Brown Responds to O.J. Simpson Interview
June 8, 2004 -- When O.J. Simpson complains of problems he's having raising the children he had with Nicole Brown Simpson, there's at least one person who has no sympathy — Nicole's sister.
Denise Brown, who spoke out on behalf of her murdered sibling on ABC News' Good Morning America, remains convinced he brought the problems onto himself when, she alleges, he killed Nicole 10 years ago.
"If he's angry at Nicole [for not being around], then he should not have murdered her," Brown told GMA. "Nicole would be here today if it wasn't for him. Ronald Goldman would be here today if it wouldn't have been for him."

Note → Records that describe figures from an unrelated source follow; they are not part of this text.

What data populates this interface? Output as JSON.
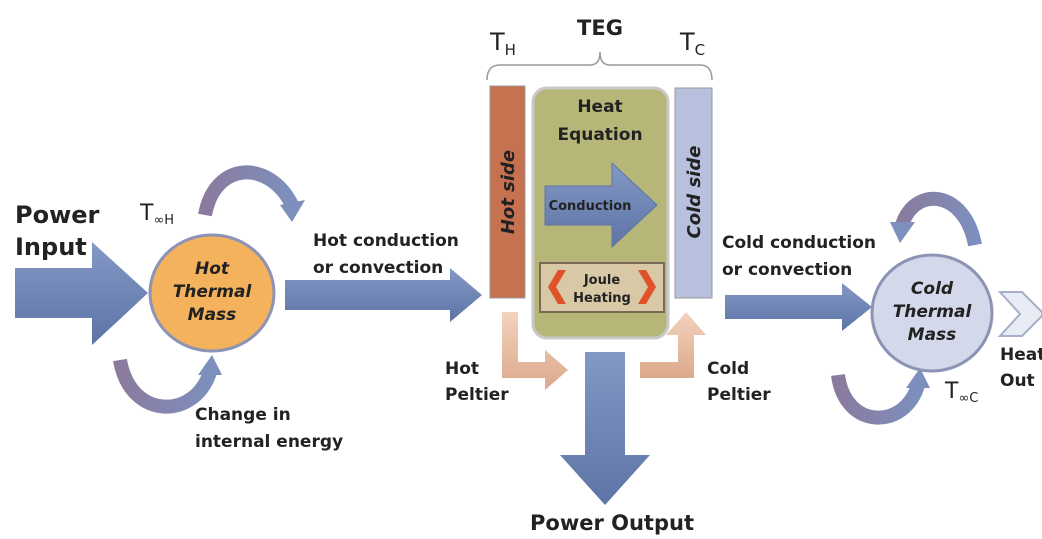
{
  "power_input": [
    "Power",
    "Input"
  ],
  "hot_mass": {
    "label": [
      "Hot",
      "Thermal",
      "Mass"
    ],
    "temperature": {
      "main": "T",
      "sub": "∞H"
    },
    "note": [
      "Change in",
      "internal energy"
    ]
  },
  "hot_transfer": [
    "Hot conduction",
    "or convection"
  ],
  "teg": {
    "title": "TEG",
    "t_hot": {
      "main": "T",
      "sub": "H"
    },
    "t_cold": {
      "main": "T",
      "sub": "C"
    },
    "hot_side": "Hot side",
    "cold_side": "Cold side",
    "heat_equation": [
      "Heat",
      "Equation"
    ],
    "conduction": "Conduction",
    "joule_heating": [
      "Joule",
      "Heating"
    ],
    "hot_peltier": [
      "Hot",
      "Peltier"
    ],
    "cold_peltier": [
      "Cold",
      "Peltier"
    ]
  },
  "power_output": "Power Output",
  "cold_transfer": [
    "Cold conduction",
    "or convection"
  ],
  "cold_mass": {
    "label": [
      "Cold",
      "Thermal",
      "Mass"
    ],
    "temperature": {
      "main": "T",
      "sub": "∞C"
    },
    "heat_out": [
      "Heat",
      "Out"
    ]
  }
}
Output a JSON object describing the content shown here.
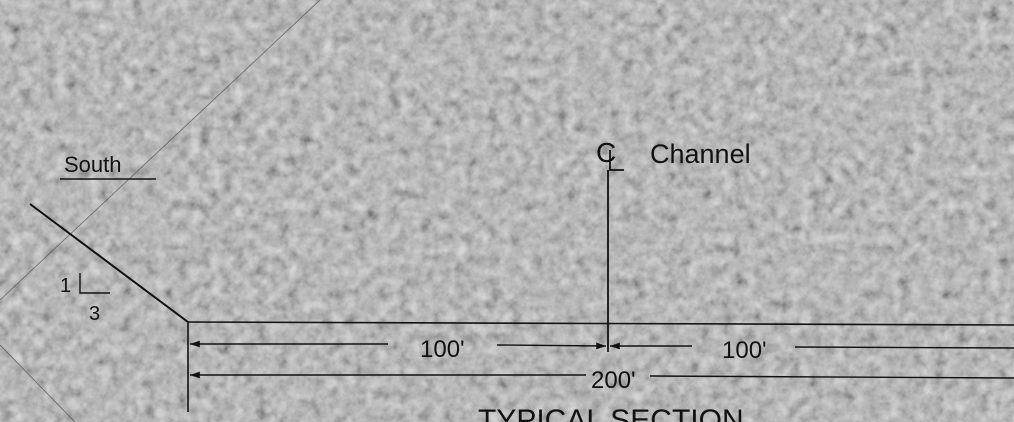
{
  "drawing": {
    "south_label": "South",
    "slope": {
      "rise": "1",
      "run": "3"
    },
    "centerline_symbol": "C",
    "centerline_label": "Channel",
    "dim_left": "100'",
    "dim_right": "100'",
    "dim_total": "200'",
    "section_title": "TYPICAL SECTION"
  },
  "colors": {
    "line": "#111111",
    "background": "#9a9a9a"
  }
}
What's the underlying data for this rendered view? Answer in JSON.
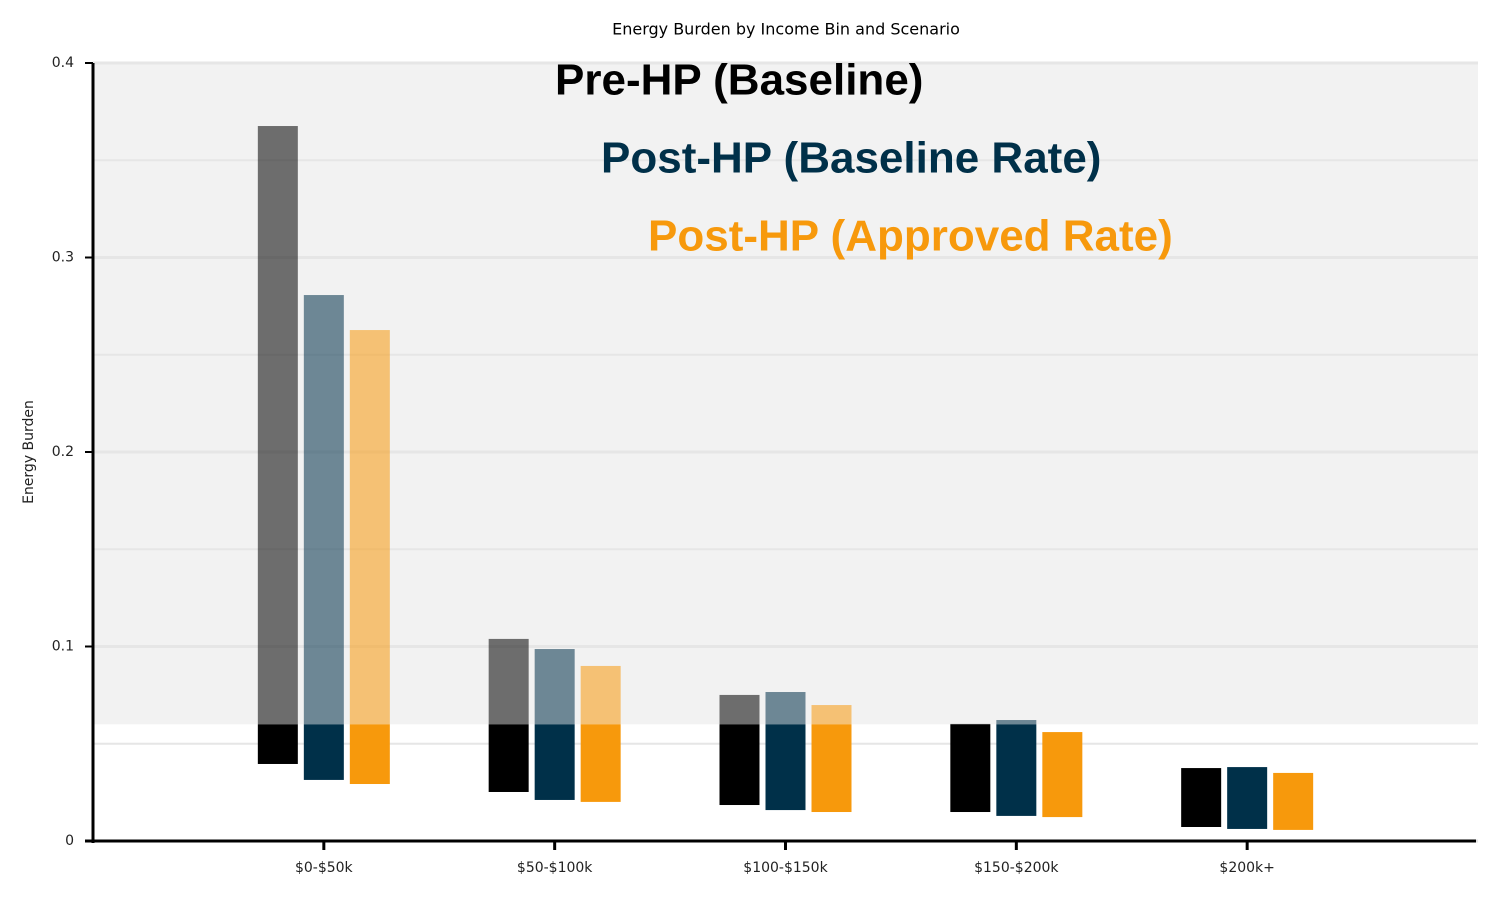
{
  "chart_data": {
    "type": "floating-bar",
    "title": "Energy Burden by Income Bin and Scenario",
    "y_label": "Energy Burden",
    "categories": [
      "$0-$50k",
      "$50-$100k",
      "$100-$150k",
      "$150-$200k",
      "$200k+"
    ],
    "series": [
      {
        "name": "Pre-HP (Baseline)",
        "color": "#000000",
        "low": [
          0.0396,
          0.0252,
          0.0185,
          0.0149,
          0.0072
        ],
        "high": [
          0.3676,
          0.1039,
          0.0751,
          0.0602,
          0.0375
        ]
      },
      {
        "name": "Post-HP (Baseline Rate)",
        "color": "#003049",
        "low": [
          0.0314,
          0.0211,
          0.0159,
          0.0129,
          0.0062
        ],
        "high": [
          0.2807,
          0.0987,
          0.0766,
          0.0622,
          0.038
        ]
      },
      {
        "name": "Post-HP (Approved Rate)",
        "color": "#f7990c",
        "low": [
          0.0293,
          0.0201,
          0.0149,
          0.0123,
          0.0057
        ],
        "high": [
          0.2627,
          0.09,
          0.0699,
          0.056,
          0.035
        ]
      }
    ],
    "ylim": [
      0,
      0.4
    ],
    "yticks": [
      0.0,
      0.1,
      0.2,
      0.3,
      0.4
    ],
    "minor_grid": [
      0.05,
      0.15,
      0.25,
      0.35
    ],
    "highlight_threshold": 0.06,
    "grid": true
  }
}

June 12 marks a decade since Nicole and her friend Goldman were killed, and Simpson accused of their slayings. A California jury a year later acquitted the former football star of the double murder, but a separate civil suit in 1997 found him liable.
Simpson reflected on the 10 years since he went from revered NFL Hall of Famer and celebrity to accused murderer in a recent interview with Fox News, where he said sometimes he is angry at his ex-wife for not being around to help raise their two children, Sydney, now 18, and Justin, now 15. He said he has trouble helping his children deal with their problems and the loss of their mother.
"Sometimes I think maybe I feel it more than maybe they [Sydney and Justin] express it," Simpson said in the interview. "I don't know if that makes sense. It's just that sometimes when I feel at a loss to deal with a problem, even though intellectually I realize it's all emotion. And even if their mother was here, she couldn't deal with it, but I just feel she could have been a lot more than a rock for them emotionally."
Manipulative Killer?
But Denise Brown says Simpson is only trying twist around facts and portray himself as a victim.
"That's his personality," she told GMA. "He lies, manipulates. They [people like Simpson] try to change everything around so people will look at him like he's the nice, wonderful human being he supposedly wants to be."
Brown said she was outraged when she heard Simpson in the Fox interview talk about how he took Sydney and Justin to a Benihana restaurant to mark what would have been their mother's 45th birthday. Like some other restaurants, the food is prepared and sliced with dramatic knife work by the chef right in front of patrons, and Brown said her sister Nicole had a fear of knives.
"She had a huge fear of knives, and isn't it ironic that he [Simpson] goes to a place where they do all that cooking and cutting on a grill right in front of you?" she said. "And he takes the kids there? That's kind of sick."
‘He’s Going to Kill Me One Day’
Brown said she has never doubted that Simpson killed her sister, despite the outcome of the criminal trial. Years of documented domestic abuse convinced her from the beginning that Simpson was Nicole's killer.
"She [Nicole] would say, 'Denise, he's going to kill me one day, and he's going to get away with it. … Let's go to lunch.'," Brown said. "It wasn't as if she was saying, 'Denise, I need your help. Please help me.' It was sort of, just a flip way of saying it, and it was so sad because I wish she would have come to me and said, 'Please help me. I'm in trouble.'"
Brown denied Simpson's claims she has profited from her sister's death. While she said she has not received any proceeds from the $33.5 million awarded in the civil suit, she conceded she did make $17,000 one year from the Nicole Brown Simpson Foundation she helped start in her sister's memory. That profit, she added, was approved by the foundation's board of directors.
Brown also said she had a chance to profit from a book deal, but turned down the offer.
"I did have a $1 million book deal, and they wanted tabloid stuff," she said. "They wanted the cocaine, the partying, the drugs, and I told them that is not my sister's life. I said you can pay me $100 million, but I will not write a book like that, and I didn't do it."
Brown continues to carry on her sister's memory through the foundation, which is devoted to helping women in abusive situations. The organization plans to hold a candelight vigil to mark the 10-year anniversary of Nicole's death.